11 As mentioned, the means of service which is identified is by posting a copy of the bankruptcy notice to solicitors, Hotchkin Hanly and Murcia Pestell Hillard, and effecting personal service of the bankruptcy notice on these firms. There is evidence that Hotchkin Hanly represented Mr Oswal in his personal capacity and in his capacity as trustee, in the Supreme Court proceeding. There is, also, evidence that Murcia Pestell Hillard represents Mr Oswal in his personal capacity in proceedings which are currently before this Court. I am satisfied that there is a reasonable probability of the debtor being notified of the bankruptcy notice as a result of the service of the bankruptcy notice on the two firms of solicitors. This is because I am satisfied that the solicitors, in the course of undertaking their professional duties, will bring the bankruptcy notice to Mr Oswal's attention.

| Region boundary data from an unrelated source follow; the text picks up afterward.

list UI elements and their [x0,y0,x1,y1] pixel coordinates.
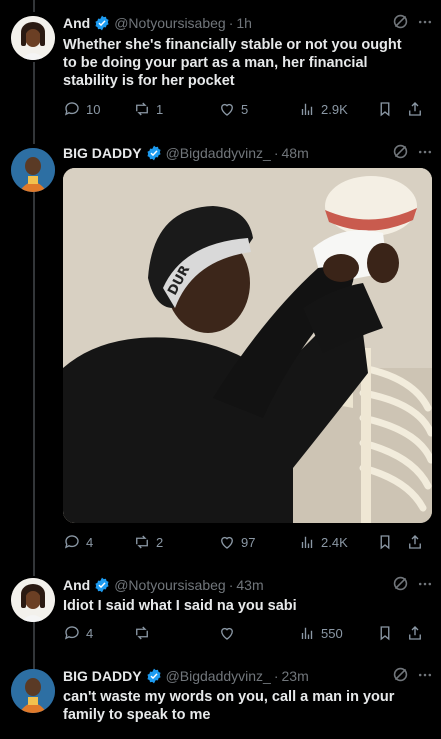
timestamp[interactable]: 1h [236,15,252,31]
tweet-text: can't waste my words on you, call a man … [63,689,395,723]
more-options-icon[interactable] [417,576,433,595]
tweet-header: BIG DADDY @Bigdaddyvinz_ · 23m [63,666,433,686]
bookmark-icon [380,535,390,550]
like-button[interactable]: 97 [218,533,298,551]
avatar[interactable] [11,148,55,192]
grok-icon[interactable] [392,666,409,686]
action-bar: 4 2 97 2.4K [63,531,433,553]
handle[interactable]: @Bigdaddyvinz_ [166,145,271,161]
reply-icon [64,535,79,549]
bookmark-button[interactable] [376,624,406,642]
separator-dot: · [273,668,279,684]
display-name[interactable]: BIG DADDY [63,145,142,161]
bookmark-icon [380,102,390,117]
tweet-media-image[interactable]: DUR [63,168,432,523]
handle[interactable]: @Notyoursisabeg [114,577,226,593]
verified-badge-icon [146,668,162,684]
tweet[interactable]: And @Notyoursisabeg · 43m Idiot I said w… [0,566,441,656]
view-count: 550 [321,625,343,641]
timestamp[interactable]: 48m [282,145,309,161]
like-button[interactable] [218,624,298,642]
repost-count: 1 [156,101,164,117]
bookmark-button[interactable] [376,100,406,118]
repost-icon [136,102,148,116]
share-button[interactable] [406,624,426,642]
handle[interactable]: @Bigdaddyvinz_ [166,668,271,684]
tweet-header: BIG DADDY @Bigdaddyvinz_ · 48m [63,143,433,163]
view-count: 2.9K [321,101,348,117]
views-chart-icon [301,103,313,115]
more-options-icon[interactable] [417,144,433,163]
avatar-image [11,578,55,622]
avatar-image [11,669,55,713]
reply-count: 10 [86,101,101,117]
avatar[interactable] [11,669,55,713]
verified-badge-icon [146,145,162,161]
views-button[interactable]: 2.9K [298,100,376,118]
tweet[interactable]: And @Notyoursisabeg · 1h Whether she's f… [0,0,441,135]
tweet[interactable]: BIG DADDY @Bigdaddyvinz_ · 23m can't was… [0,656,441,739]
avatar-image [11,16,55,60]
separator-dot: · [228,577,234,593]
reply-count: 4 [86,534,94,550]
heart-icon [221,103,233,116]
grok-icon[interactable] [392,575,409,595]
share-button[interactable] [406,100,426,118]
bookmark-button[interactable] [376,533,406,551]
avatar[interactable] [11,16,55,60]
reply-button[interactable]: 10 [63,100,133,118]
reply-button[interactable]: 4 [63,533,133,551]
repost-button[interactable]: 2 [133,533,218,551]
verified-badge-icon [94,577,110,593]
like-button[interactable]: 5 [218,100,298,118]
grok-icon[interactable] [392,13,409,33]
display-name[interactable]: And [63,577,90,593]
timestamp[interactable]: 43m [236,577,263,593]
views-button[interactable]: 2.4K [298,533,376,551]
repost-icon [136,626,148,640]
like-count: 97 [241,534,256,550]
view-count: 2.4K [321,534,348,550]
reply-count: 4 [86,625,94,641]
share-icon [409,626,421,640]
views-chart-icon [301,627,313,639]
timestamp[interactable]: 23m [282,668,309,684]
handle[interactable]: @Notyoursisabeg [114,15,226,31]
tweet-text: Idiot I said what I said na you sabi [63,598,297,614]
like-count: 5 [241,101,249,117]
tweet-header: And @Notyoursisabeg · 1h [63,13,433,33]
views-button[interactable]: 550 [298,624,376,642]
action-bar: 4 550 [63,622,433,644]
share-icon [409,535,421,549]
display-name[interactable]: And [63,15,90,31]
bookmark-icon [380,626,390,641]
display-name[interactable]: BIG DADDY [63,668,142,684]
reply-icon [64,626,79,640]
repost-icon [136,535,148,549]
action-bar: 10 1 5 2.9K [63,98,433,120]
tweet-text: Whether she's financially stable or not … [63,37,402,89]
heart-icon [221,536,233,549]
more-options-icon[interactable] [417,14,433,33]
reply-icon [64,102,79,116]
share-button[interactable] [406,533,426,551]
repost-button[interactable]: 1 [133,100,218,118]
verified-badge-icon [94,15,110,31]
reply-button[interactable]: 4 [63,624,133,642]
repost-count: 2 [156,534,164,550]
avatar[interactable] [11,578,55,622]
tweet-header: And @Notyoursisabeg · 43m [63,575,433,595]
share-icon [409,102,421,116]
separator-dot: · [273,145,279,161]
heart-icon [221,627,233,640]
more-options-icon[interactable] [417,667,433,686]
separator-dot: · [228,15,234,31]
photo-man-with-skeleton: DUR [63,168,432,523]
grok-icon[interactable] [392,143,409,163]
avatar-image [11,148,55,192]
repost-button[interactable] [133,624,218,642]
views-chart-icon [301,536,313,548]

12 As to the proposed means of service by posting by pre-paid airmail the bankruptcy notice to the two addresses, one in India and the other one in Dubai, the basis on which those two addresses are chosen is as follows. The conditional appearance which was entered by Mr Oswal in the Supreme Court proceeding recorded his address as the Indian address. The Dubai address is an address which Mr Oswal gave as his address in the notice of appearance filed in the proceeding (WAD 66 of 2011) in this Court. There is, therefore, evidence that Mr Oswal has, in recent times, claimed each of the two addresses, as being his address.
13 In my view, the Bank has satisfied the two requirements for the making of the orders for substituted service.

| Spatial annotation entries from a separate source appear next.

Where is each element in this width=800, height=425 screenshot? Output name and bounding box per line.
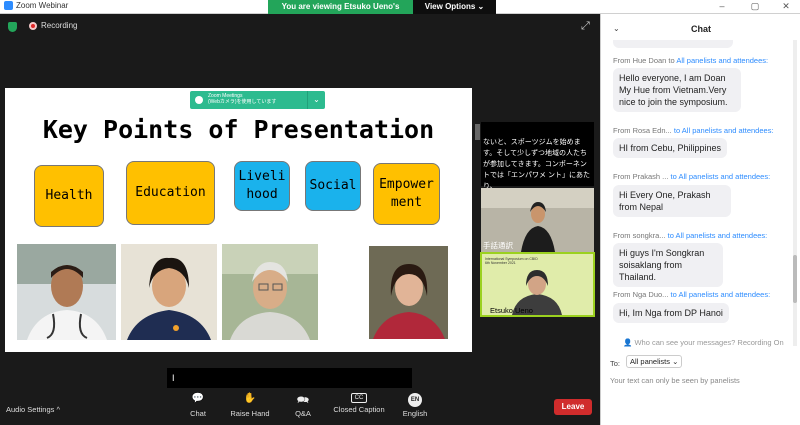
speaker-name-label: Etsuko Ueno [490,306,533,315]
fullscreen-icon[interactable]: ⤢ [581,20,590,33]
closed-caption-label: Closed Caption [333,405,385,414]
meeting-toolbar: Audio Settings ^ 💬 Chat ✋ Raise Hand 🗪 Q… [0,388,600,425]
qa-button[interactable]: 🗪 Q&A [288,388,318,418]
audio-settings-button[interactable]: Audio Settings ^ [6,405,60,414]
previous-message-tail [613,40,733,48]
chevron-down-icon[interactable]: ⌄ [307,91,325,109]
person-illustration [121,244,217,340]
language-button[interactable]: EN English [400,388,430,418]
box-social: Social [305,161,361,211]
strip-scrollbar[interactable] [475,124,480,140]
presenter-photo-3 [222,244,318,340]
language-label: English [402,409,428,418]
close-icon[interactable]: ✕ [776,1,796,12]
chat-button[interactable]: 💬 Chat [182,388,214,418]
raise-hand-label: Raise Hand [230,409,270,418]
recording-icon [29,22,37,30]
leave-button[interactable]: Leave [554,399,592,415]
presenter-photo-4 [369,246,448,339]
presenter-photo-1 [17,244,116,340]
screen-share-banner: You are viewing Etsuko Ueno's screen Vie… [268,0,496,25]
window-title: Zoom Webinar [16,1,69,10]
chat-icon: 💬 [191,393,205,404]
cc-icon: CC [351,393,367,403]
person-icon: 👤 [623,338,633,347]
chat-message: HI from Cebu, Philippines [613,138,728,158]
box-empowerment: Empower ment [373,163,440,225]
slide-title: Key Points of Presentation [42,115,435,144]
privacy-note-text: Who can see your messages? Recording On [634,338,784,347]
closed-caption-button[interactable]: CC Closed Caption [330,388,388,414]
person-illustration [17,244,116,340]
recording-label: Recording [41,21,78,30]
box-education: Education [126,161,215,225]
raise-hand-icon: ✋ [243,393,257,404]
sign-language-label: 手話通訳 [483,241,513,250]
chevron-down-icon: ⌄ [672,357,679,366]
message-sender: From Hue Doan to All panelists and atten… [613,56,769,65]
box-health: Health [34,165,104,227]
view-options-button[interactable]: View Options ⌄ [413,0,496,14]
language-icon: EN [408,393,422,407]
recipient-select[interactable]: All panelists ⌄ [626,355,683,368]
chat-message: Hello everyone, I am Doan My Hue from Vi… [613,68,741,112]
share-area: Recording ⤢ Zoom Meetings (Webカメラ)を使用してい… [0,14,600,425]
chat-title: Chat [691,24,711,34]
zoom-notice-bar: Zoom Meetings (Webカメラ)を使用しています ⌄ [190,91,325,109]
app-title: Zoom Webinar [4,1,68,10]
presenter-photo-2 [121,244,217,340]
chat-scrollbar[interactable] [793,40,797,346]
privacy-note[interactable]: 👤 Who can see your messages? Recording O… [623,338,784,347]
chat-message: Hi guys I'm Songkran soisaklang from Tha… [613,243,723,287]
person-illustration [369,246,448,339]
qa-label: Q&A [295,409,311,418]
message-sender: From Nga Duo... to All panelists and att… [613,290,771,299]
chevron-up-icon: ^ [56,405,60,414]
audio-settings-label: Audio Settings [6,405,55,414]
recipient-value: All panelists [630,357,671,366]
chat-input[interactable]: Your text can only be seen by panelists [610,376,740,385]
chat-panel: ⌄ Chat From Hue Doan to All panelists an… [600,14,800,425]
shared-slide: Zoom Meetings (Webカメラ)を使用しています ⌄ Key Poi… [5,88,472,352]
message-sender: From Rosa Edn... to All panelists and at… [613,126,774,135]
subtitle-text: ないと、スポーツジムを始めます。そして少しずつ地域の人たちが参加してきます。コン… [483,139,590,190]
message-sender: From Prakash ... to All panelists and at… [613,172,771,181]
maximize-icon[interactable]: ▢ [745,1,765,12]
message-sender: From songkra... to All panelists and att… [613,231,768,240]
chat-label: Chat [190,409,206,418]
zoom-notice-line2: (Webカメラ)を使用しています [208,99,277,105]
box-livelihood: Liveli hood [234,161,290,211]
person-illustration [222,244,318,340]
minimize-icon[interactable]: – [712,1,732,11]
to-label: To: [610,359,621,368]
chat-message: Hi Every One, Prakash from Nepal [613,185,731,217]
scrollbar-thumb[interactable] [793,255,797,303]
chat-message: Hi, Im Nga from DP Hanoi [613,303,729,323]
shield-icon[interactable] [8,22,17,32]
speaker-slide-sub: 6th November 2021 [485,261,516,265]
zoom-logo-icon [4,1,13,10]
caption-cursor: I [172,373,175,383]
camera-icon [195,96,203,104]
qa-icon: 🗪 [296,395,310,406]
raise-hand-button[interactable]: ✋ Raise Hand [226,388,274,418]
viewing-banner-text: You are viewing Etsuko Ueno's screen [268,0,413,25]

14 In Battenberg v Restrom (2006) 149 FCR 128 (Battenberg), the Full Court held that s 309(2) is sufficient jurisdictional foundation for the Court to authorise substituted service in respect of a debtor who was outside of the jurisdiction. The decision can, I think, be read as suggesting that if the means of such substituted service was to be effected within Australia, it was not necessary for leave to be given to serve the bankruptcy notice outside of Australia, under s 40(1)(g) of the Bankruptcy Act. However, out of an abundance of caution, in case I have misread the Battenberg decision, and, also, because one of the means of substituted service is by posting the bankruptcy notice by pre-paid airmail to addresses out of the jurisdiction, I will also grant leave to the Bank to serve the bankruptcy notice out of Australia, pursuant to s 40(1)(g) of the Bankruptcy Act.
15 The Bank has, also, asked that the service copies of the bankruptcy notice be amended. The bankruptcy notice, as issued, states:
You are required, within 21 days after service on you of the Bankruptcy Notice, to either:
(a) pay to the creditor the amount of the debt claimed; or
(b) make arrangements to the creditor's satisfaction for settlement of the debt.

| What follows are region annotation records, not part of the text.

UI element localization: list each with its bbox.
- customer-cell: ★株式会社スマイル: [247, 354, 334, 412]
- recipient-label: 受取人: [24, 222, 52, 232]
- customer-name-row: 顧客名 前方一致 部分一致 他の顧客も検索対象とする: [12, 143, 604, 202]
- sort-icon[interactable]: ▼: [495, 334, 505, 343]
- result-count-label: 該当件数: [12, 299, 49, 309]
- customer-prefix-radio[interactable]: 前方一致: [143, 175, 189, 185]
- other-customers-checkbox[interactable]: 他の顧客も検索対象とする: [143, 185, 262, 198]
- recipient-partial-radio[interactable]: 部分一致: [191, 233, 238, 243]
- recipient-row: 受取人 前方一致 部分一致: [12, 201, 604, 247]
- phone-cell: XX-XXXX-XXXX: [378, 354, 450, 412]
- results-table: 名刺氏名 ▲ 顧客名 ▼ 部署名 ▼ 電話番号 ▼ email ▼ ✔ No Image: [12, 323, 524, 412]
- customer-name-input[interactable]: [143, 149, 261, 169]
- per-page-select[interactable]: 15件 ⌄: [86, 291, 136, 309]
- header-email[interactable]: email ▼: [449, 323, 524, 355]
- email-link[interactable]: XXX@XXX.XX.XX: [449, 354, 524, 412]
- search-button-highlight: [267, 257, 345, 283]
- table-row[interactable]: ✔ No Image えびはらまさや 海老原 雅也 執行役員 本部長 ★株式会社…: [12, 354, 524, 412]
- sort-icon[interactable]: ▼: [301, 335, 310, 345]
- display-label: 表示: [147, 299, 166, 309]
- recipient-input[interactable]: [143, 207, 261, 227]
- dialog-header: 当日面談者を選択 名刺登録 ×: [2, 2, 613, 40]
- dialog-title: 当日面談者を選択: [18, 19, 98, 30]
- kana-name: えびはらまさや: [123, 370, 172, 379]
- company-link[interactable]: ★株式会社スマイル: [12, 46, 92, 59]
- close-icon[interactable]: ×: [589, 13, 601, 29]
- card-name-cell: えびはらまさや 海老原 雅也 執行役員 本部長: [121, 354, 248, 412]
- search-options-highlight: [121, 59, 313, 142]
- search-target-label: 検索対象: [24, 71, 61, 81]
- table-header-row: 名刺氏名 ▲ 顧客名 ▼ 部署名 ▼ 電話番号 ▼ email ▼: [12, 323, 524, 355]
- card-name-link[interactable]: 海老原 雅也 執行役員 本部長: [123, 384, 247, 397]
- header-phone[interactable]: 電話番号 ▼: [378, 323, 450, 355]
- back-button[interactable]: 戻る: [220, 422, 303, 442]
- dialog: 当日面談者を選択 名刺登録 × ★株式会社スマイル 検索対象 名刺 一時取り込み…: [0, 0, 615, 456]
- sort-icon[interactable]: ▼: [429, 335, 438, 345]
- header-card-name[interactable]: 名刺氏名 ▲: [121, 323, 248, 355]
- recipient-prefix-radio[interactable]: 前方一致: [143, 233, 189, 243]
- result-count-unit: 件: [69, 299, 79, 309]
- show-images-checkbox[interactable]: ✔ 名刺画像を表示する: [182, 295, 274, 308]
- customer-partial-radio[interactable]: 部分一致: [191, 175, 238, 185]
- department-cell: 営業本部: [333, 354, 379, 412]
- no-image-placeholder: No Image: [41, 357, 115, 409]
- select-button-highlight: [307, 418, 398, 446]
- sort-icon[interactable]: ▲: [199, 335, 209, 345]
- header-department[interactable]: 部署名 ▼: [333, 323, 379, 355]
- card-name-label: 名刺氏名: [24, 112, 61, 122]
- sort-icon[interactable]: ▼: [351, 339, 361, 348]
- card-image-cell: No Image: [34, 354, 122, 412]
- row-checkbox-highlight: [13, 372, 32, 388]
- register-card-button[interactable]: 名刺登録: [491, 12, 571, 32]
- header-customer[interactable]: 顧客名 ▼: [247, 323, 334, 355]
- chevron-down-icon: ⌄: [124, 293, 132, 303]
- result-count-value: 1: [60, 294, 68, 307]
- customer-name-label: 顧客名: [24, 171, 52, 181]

16 I will order that the service copies of the bankruptcy notice be amended so as to delete the words "service on you of the Bankruptcy Notice" and to replace those words with the word and numbers "30 July 2012". The choice of that date is related to the content of two orders which I propose to make, namely: that the substituted service is to be effected by no later than 16 July 2012; and that the bankruptcy notice shall be deemed to have been served on the debtor, 14 days after 16 July 2012. The effect is, therefore, that the debtor will have 21 days after the date upon which the bankruptcy notice will be deemed to have been served upon him, to satisfy the terms of the bankruptcy notice.
17 For these reasons, I will make the orders in terms of the minute as amended.
I certify that the preceding seventeen (17) numbered paragraphs are a true copy of the Reasons for Judgment herein of the Honourable Justice Siopis.